A similar discomfort comes in the viewer’s decision to sympathize or not in the Italian film 8 ½. Although the viewer’s perspective on Guido (8 ½’s main character) is very different than on Mark of Peeping Tom, Guido’s sociopathic behavior of narcissism makes him difficult to sympathize with. However, the difference between the films comes in the fact that the viewer is not initially as starkly judgmental of Guido and is introduced to his psychological situation from the start of the film (by starting with his dream of being trapped and suffocated). The viewer feels sympathy during his various flashbacks and dreams that employ the theories of the symbolic, where the child learns to repress desire from symbology, such as the by the church in 8 ½. Similarly, Guido attempts to balance his Id and Superego, psychoanalytical idioms for subconscious desires and the internalization of moral codes, respectively. Guido seems to increasingly lack a strong ego, which mediates the two above, in his allowance of the id to dominate over the superego. Throughout the film, his sociopathic view towards, treatment of, and relationships with others make it increasingly hard to sympathize with his character.

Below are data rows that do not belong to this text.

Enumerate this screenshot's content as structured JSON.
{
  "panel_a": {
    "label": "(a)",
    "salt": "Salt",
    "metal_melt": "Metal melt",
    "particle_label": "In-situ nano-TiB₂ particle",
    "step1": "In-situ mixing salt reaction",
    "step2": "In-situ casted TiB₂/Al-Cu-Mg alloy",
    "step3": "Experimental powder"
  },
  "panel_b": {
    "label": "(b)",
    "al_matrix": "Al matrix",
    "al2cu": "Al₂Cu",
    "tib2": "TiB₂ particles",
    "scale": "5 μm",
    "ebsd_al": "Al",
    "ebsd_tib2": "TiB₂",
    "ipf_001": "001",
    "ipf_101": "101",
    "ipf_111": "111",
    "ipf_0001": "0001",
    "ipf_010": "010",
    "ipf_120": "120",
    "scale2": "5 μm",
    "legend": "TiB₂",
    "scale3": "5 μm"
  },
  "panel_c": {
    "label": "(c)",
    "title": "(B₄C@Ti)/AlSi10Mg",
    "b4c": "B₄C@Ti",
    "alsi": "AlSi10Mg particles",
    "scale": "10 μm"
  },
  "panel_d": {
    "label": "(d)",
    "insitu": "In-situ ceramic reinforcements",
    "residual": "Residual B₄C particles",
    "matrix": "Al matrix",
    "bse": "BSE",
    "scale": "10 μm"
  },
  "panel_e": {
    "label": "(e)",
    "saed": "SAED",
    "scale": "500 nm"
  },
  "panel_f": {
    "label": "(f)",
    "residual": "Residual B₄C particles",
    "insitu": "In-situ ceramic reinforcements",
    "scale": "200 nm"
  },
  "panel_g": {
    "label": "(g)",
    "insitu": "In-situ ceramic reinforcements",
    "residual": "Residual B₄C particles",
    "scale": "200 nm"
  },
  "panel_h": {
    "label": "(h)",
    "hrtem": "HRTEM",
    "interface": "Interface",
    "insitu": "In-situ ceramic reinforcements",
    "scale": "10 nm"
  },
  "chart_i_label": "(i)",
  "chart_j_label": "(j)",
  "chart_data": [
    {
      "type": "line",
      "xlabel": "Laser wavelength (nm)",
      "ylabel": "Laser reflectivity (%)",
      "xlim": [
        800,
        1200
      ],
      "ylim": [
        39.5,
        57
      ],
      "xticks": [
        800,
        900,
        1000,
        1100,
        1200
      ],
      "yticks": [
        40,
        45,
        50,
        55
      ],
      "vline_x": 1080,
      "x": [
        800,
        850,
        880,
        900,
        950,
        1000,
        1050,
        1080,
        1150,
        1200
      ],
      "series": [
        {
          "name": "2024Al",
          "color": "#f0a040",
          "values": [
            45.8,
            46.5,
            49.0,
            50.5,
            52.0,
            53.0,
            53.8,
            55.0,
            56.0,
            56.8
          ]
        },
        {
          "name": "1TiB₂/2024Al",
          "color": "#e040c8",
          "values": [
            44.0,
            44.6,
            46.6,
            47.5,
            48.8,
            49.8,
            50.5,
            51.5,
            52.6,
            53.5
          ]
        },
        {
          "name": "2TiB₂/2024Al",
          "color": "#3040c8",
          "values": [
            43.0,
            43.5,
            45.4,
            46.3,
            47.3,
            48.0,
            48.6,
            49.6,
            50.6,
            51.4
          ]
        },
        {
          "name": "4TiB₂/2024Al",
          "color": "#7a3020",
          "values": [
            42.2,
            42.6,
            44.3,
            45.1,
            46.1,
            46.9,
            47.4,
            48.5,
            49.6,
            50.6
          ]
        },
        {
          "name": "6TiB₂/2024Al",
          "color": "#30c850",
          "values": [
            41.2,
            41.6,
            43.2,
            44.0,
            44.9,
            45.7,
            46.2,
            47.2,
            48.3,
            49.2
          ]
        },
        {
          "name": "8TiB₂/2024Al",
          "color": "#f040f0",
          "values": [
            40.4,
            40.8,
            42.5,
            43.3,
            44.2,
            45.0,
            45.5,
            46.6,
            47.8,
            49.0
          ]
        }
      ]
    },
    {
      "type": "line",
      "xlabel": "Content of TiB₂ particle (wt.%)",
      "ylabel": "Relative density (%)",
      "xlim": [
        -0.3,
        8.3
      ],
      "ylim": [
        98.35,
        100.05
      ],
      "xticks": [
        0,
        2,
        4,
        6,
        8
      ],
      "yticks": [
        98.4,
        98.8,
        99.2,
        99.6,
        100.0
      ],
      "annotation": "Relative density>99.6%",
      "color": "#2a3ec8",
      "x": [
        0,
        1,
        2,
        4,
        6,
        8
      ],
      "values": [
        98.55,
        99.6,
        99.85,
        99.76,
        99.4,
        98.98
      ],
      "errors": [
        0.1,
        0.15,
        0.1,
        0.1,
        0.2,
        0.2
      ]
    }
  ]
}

Both films were on the forefront of introducing film viewers to the psychology of characters, rather than just their entertainment value, which was a valuable introduction to the art of film in the mid twentieth century. The two films, Peeping Tom and 8 ½, create a sense of discomfort in the viewers because of the poignant ability the respective films have to evoke sympathy in the dark-minded, sociopathic leading men.